Segundo familiares dos dois, eles conseguiram escapar do local onde eram mantidos reféns junto a um grupo de centenas de estrangeiros, também vítimas de tráfico humano no país asiático, que vive sob regime ditatorial militar há quatro anos e é dominado por milícias pró e contra o governo.
Eles foram capturados e detidos por agentes do DKBA (Exército Democrático Karen Budista). O grupo armado, composto por rebeldes dissidentes das Forças Armadas de Mianmar, encaminharam os estrangeiros a um centro de detenção local após negociações com a Exodus Road.
A organização confirmou a fuga dos brasileiros e de outros 368 estrangeiros de 21 países.
O brasileiro se comunicou com o pai antes da fuga. Em mensagens enviadas de um número desconhecido, Phelipe informou ao pai, Antonio Calos Ferreira, que tentariam fugir. "Vamos tentar daqui a pouco. (...) Se acontecer algo comigo saiba que eu tentei ao máximo", escreveu.

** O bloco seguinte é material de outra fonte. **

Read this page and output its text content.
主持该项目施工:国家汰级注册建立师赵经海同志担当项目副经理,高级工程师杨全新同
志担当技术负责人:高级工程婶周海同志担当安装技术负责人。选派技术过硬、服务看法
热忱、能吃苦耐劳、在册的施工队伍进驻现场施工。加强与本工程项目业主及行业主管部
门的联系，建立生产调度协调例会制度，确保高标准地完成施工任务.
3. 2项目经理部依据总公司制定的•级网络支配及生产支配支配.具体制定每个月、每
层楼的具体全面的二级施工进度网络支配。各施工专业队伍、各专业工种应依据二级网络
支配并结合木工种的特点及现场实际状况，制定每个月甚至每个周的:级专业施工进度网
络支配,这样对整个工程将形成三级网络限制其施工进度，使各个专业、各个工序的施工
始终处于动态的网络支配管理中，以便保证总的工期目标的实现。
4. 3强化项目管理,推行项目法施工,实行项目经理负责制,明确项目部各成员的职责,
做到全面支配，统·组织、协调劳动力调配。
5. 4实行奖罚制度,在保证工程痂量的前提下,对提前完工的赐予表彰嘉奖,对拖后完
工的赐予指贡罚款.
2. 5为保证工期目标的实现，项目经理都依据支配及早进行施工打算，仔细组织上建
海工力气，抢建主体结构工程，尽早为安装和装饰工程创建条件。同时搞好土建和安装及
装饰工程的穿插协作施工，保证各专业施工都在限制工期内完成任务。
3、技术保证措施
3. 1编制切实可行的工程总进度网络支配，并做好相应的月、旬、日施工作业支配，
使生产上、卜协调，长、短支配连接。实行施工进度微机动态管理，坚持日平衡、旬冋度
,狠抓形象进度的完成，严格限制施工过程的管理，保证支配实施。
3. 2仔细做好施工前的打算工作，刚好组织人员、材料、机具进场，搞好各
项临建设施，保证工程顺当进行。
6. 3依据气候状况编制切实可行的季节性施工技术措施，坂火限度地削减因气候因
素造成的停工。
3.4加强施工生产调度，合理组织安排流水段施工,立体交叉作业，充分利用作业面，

O resgate não teve apoio do Ministério das Relações Exteriores e embaixada brasileira, segundo famílias.
"O mérito [do resgate] foi todo da ONG [Exodus]. A embaixada [brasileira] só ficou aguardando a boa vontade das autoridades de Mianmar, que não iam fazer nada. Já sabiam onde eles estavam e tinham que ter pressionado mais, mas não fizeram. Quem pressionou foi a ONG", afirma o pai de Phelipe.